As a white woman, I’m facing the uncomfortable reality that black people have been continually subjugated even after the abolishment of slavery. But black people in America have been living with ghosts this entire time dealing with the scars and ruin that white people have wrought. What has been an awakening for me has been actuality for black people and I’m working to learn more and untrain biases.
I appreciated all the different nuances which Solomon approached gender identity, which is perhaps unsurprising since Solomon uses “they”. How different deck levels use different pronouns, one deck “they”, another everyone uses “she”, as well as Aster and Theo working through their identities.
I hate it when you call me lad, ” I say. He laughs deeply and gruffly. “I do suppose you’re a man now.” No, not quite. Not at all. That is the exact opposite reason why it upsets me when he calls me things that mean boy.

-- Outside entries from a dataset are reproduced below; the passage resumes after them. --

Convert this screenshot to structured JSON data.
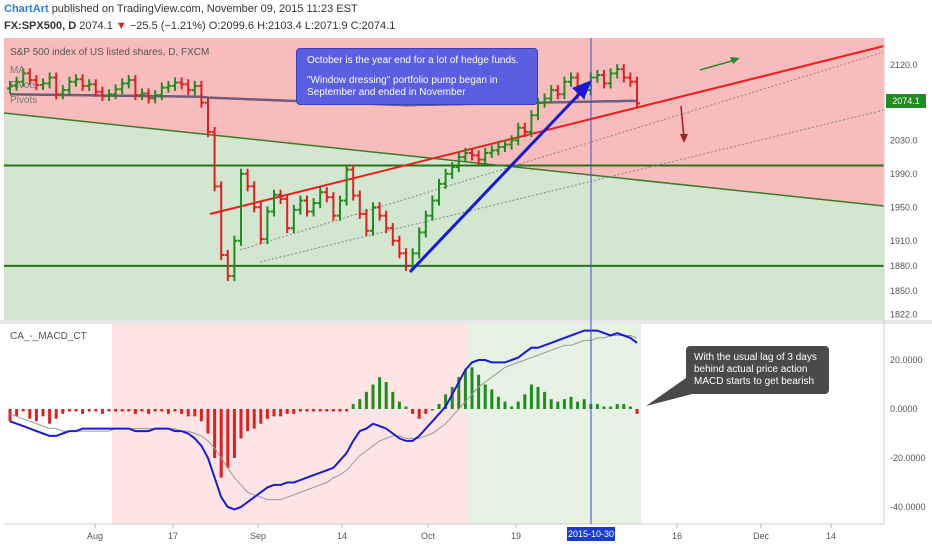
{
  "header": {
    "brand": "ChartArt",
    "published": "published on TradingView.com, November 09, 2015 11:23 EST",
    "symbol": "FX:SPX500, D",
    "last": "2074.1",
    "change": "−25.5 (−1.21%)",
    "ohlc": "O:2099.6 H:2103.4 L:2071.9 C:2074.1"
  },
  "main_pane": {
    "title": "S&P 500 index of US listed shares, D, FXCM",
    "indicators": [
      "MA",
      "Pivots",
      "Pivots"
    ],
    "last_price_tag": "2074.1",
    "colors": {
      "up": "#1e8c1e",
      "down": "#e02020",
      "red_zone": "#f7b3b3",
      "green_zone": "#cde3c8",
      "ma": "#6f5d7a",
      "blue": "#1a1ad6"
    }
  },
  "callout_top": {
    "line1": "October is the year end for a lot of hedge funds.",
    "line2": "\"Window dressing\" portfolio pump began in",
    "line3": "September and ended in November"
  },
  "macd_pane": {
    "title": "CA_-_MACD_CT"
  },
  "callout_macd": {
    "line1": "With the usual lag of 3 days",
    "line2": "behind actual price action",
    "line3": "MACD starts to get bearish"
  },
  "x_axis": {
    "labels": [
      "Aug",
      "17",
      "Sep",
      "14",
      "Oct",
      "19",
      "16",
      "Dec",
      "14"
    ],
    "cursor_label": "2015-10-30"
  },
  "chart_data": [
    {
      "type": "candlestick",
      "title": "S&P 500 index of US listed shares, D, FXCM",
      "y_ticks": [
        2120.0,
        2080.0,
        2030.0,
        1990.0,
        1950.0,
        1910.0,
        1880.0,
        1850.0,
        1822.0
      ],
      "ylim": [
        1822,
        2140
      ],
      "last_value": 2074.1,
      "horizontal_levels": [
        2000,
        1880
      ],
      "closes": [
        2095,
        2100,
        2110,
        2102,
        2096,
        2098,
        2105,
        2085,
        2090,
        2100,
        2103,
        2095,
        2097,
        2088,
        2083,
        2085,
        2091,
        2098,
        2102,
        2084,
        2086,
        2080,
        2084,
        2093,
        2095,
        2099,
        2097,
        2090,
        2095,
        2075,
        2040,
        1975,
        1893,
        1868,
        1910,
        1990,
        1975,
        1950,
        1912,
        1945,
        1965,
        1960,
        1925,
        1947,
        1958,
        1945,
        1955,
        1968,
        1962,
        1940,
        1958,
        1995,
        1964,
        1942,
        1922,
        1950,
        1940,
        1925,
        1910,
        1895,
        1880,
        1895,
        1920,
        1940,
        1958,
        1978,
        1990,
        1998,
        2010,
        2015,
        2012,
        2007,
        2015,
        2018,
        2022,
        2025,
        2030,
        2045,
        2040,
        2060,
        2075,
        2080,
        2090,
        2085,
        2100,
        2105,
        2085,
        2090,
        2105,
        2108,
        2098,
        2110,
        2115,
        2105,
        2100,
        2074.1
      ]
    },
    {
      "type": "bar",
      "title": "CA_-_MACD_CT",
      "y_ticks": [
        20.0,
        0.0,
        -20.0,
        -40.0
      ],
      "ylim": [
        -46,
        33
      ],
      "series": [
        {
          "values": [
            -5,
            -3,
            -1,
            -4,
            -5,
            -3,
            -6,
            -4,
            -2,
            -1,
            -1,
            -2,
            -1,
            -1,
            -2,
            -1,
            -1,
            -1,
            -1,
            -2,
            -1,
            -2,
            -1,
            -1,
            -2,
            -1,
            -2,
            -3,
            -3,
            -5,
            -10,
            -20,
            -28,
            -24,
            -20,
            -12,
            -9,
            -8,
            -6,
            -4,
            -3,
            -3,
            -2,
            -2,
            -1,
            -1,
            -1,
            -1,
            -1,
            -1,
            -1,
            -1,
            2,
            4,
            7,
            10,
            13,
            11,
            7,
            3,
            1,
            -2,
            -4,
            -2,
            0,
            2,
            6,
            9,
            13,
            16,
            17,
            14,
            10,
            8,
            5,
            3,
            1,
            3,
            6,
            10,
            9,
            7,
            4,
            3,
            4,
            5,
            3,
            4,
            2,
            2,
            1,
            1,
            2,
            2,
            1,
            -2
          ]
        },
        {
          "values": [
            -5,
            -6,
            -7,
            -8,
            -9,
            -10,
            -11,
            -11,
            -10,
            -9,
            -9,
            -8,
            -8,
            -8,
            -8,
            -8,
            -8,
            -8,
            -8,
            -9,
            -9,
            -9,
            -8,
            -8,
            -8,
            -9,
            -9,
            -10,
            -12,
            -15,
            -20,
            -28,
            -36,
            -40,
            -41,
            -40,
            -38,
            -36,
            -34,
            -32,
            -31,
            -31,
            -30,
            -30,
            -29,
            -28,
            -27,
            -26,
            -25,
            -24,
            -21,
            -18,
            -13,
            -9,
            -8,
            -6,
            -7,
            -8,
            -10,
            -12,
            -13,
            -13,
            -11,
            -8,
            -5,
            -2,
            1,
            6,
            11,
            16,
            19,
            20,
            20,
            19,
            19,
            19,
            20,
            21,
            23,
            25,
            25,
            26,
            27,
            28,
            29,
            30,
            31,
            32,
            32,
            32,
            31,
            30,
            31,
            30,
            29,
            27
          ]
        },
        {
          "values": [
            -2,
            -3,
            -4,
            -5,
            -6,
            -7,
            -8,
            -8,
            -9,
            -9,
            -9,
            -9,
            -9,
            -9,
            -9,
            -9,
            -8,
            -8,
            -8,
            -8,
            -8,
            -8,
            -8,
            -8,
            -8,
            -8,
            -9,
            -9,
            -10,
            -11,
            -13,
            -16,
            -20,
            -24,
            -28,
            -31,
            -34,
            -35,
            -36,
            -37,
            -37,
            -37,
            -36,
            -35,
            -34,
            -33,
            -32,
            -31,
            -30,
            -28,
            -27,
            -25,
            -22,
            -19,
            -17,
            -15,
            -13,
            -12,
            -11,
            -11,
            -12,
            -12,
            -12,
            -11,
            -10,
            -8,
            -6,
            -3,
            0,
            3,
            6,
            9,
            11,
            13,
            15,
            17,
            18,
            19,
            20,
            21,
            22,
            23,
            24,
            25,
            26,
            26,
            27,
            28,
            28,
            29,
            29,
            30,
            30,
            30,
            30,
            29
          ]
        }
      ]
    }
  ]
}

Aster examined her new self in the mirror and said, “I make a very dainty man.” She looked nothing, nothing at all, like the man she hoped she’d look like, one of those burly, rough-faced types who walked the passageways of Matilda like a conquistador…. Aster didn’t know where Theo acquired them, but if one were to pick – and people did like to pick – they would choose male, of that she was certain.
“Perhaps because I’m not a man at all.”…”Aye. You gender-malcontent. You otherling,…Me too. I am a boy and a girl and a witch all wrapped into one very strange, flimsy, indecisive body. Do you think my body couldn’t decide what it wanted to be?” “I think it doesn’t matter because we get to decide what our bodies are or are not,” he answered.
Rivers Solomon packs a lot in this book. In addition to racism and discrimination against LGBTQ+ and gendered variance peoples, Solomon also has a main character that is on the autism spectrum. In surebitch’s review, they state, “Aster is neurodivergent, clearly, but she’s not stupid; in fact, she is at first portrayed as smartest than everyone else around her, and she has a very logical brain. And yet this is what she chose to do?” Having three autistic siblings and a child on the spectrum, and approaching the book with that thought in mind, markers that indicate Aster being autistic continually leapt out at me. The way Aster would count and tap things while walking, being very touch oriented, not always catching joking or sarcasm, the perfunctory way she delivers information, her cataloging and detailed organization systems, and bafflement at others’ behavior at times.
The inside lining was soft, stretchy, and absorbent. A knit jersey, maybe. It felt wonderful, and she loved buttoning herself up into this protective cocoon. It was heavy and present, putting deep pressure on her joints and limbs.
Aster loved the way the pages felt, their heftiness,their texture. The paper hummed. Chalked with charts, diagrams and tables, the book contained what a person could not – an order, a system, a rubric. Grammar textbooks reduced a language to something graphic and chartable, subject to scrutiny. Aster welcomed these straightforward, detailed explanations after dealing so long with Lune.
I do agree with surebitch. Even with taking Aster being autistic into account, towards the end of the book some of her actions are baffling and seem counter to how she has behaved/responded in the past. And it is frustrating how far mistreatment of Aster had to go before Theo could give into his feelings for Aster.
Overall, An Unkindness of Ghosts is an excellent science fiction book in how it examines the present through an imagined future. I loved the reveal of what Aster’s mother was up to and the cause of the mystery poisoning. Despite leaving the reader hanging regarding the ultimate fate of the Matilda, the ending was quite touching. It is not a book I would have picked up while browsing but I’m glad to have read it.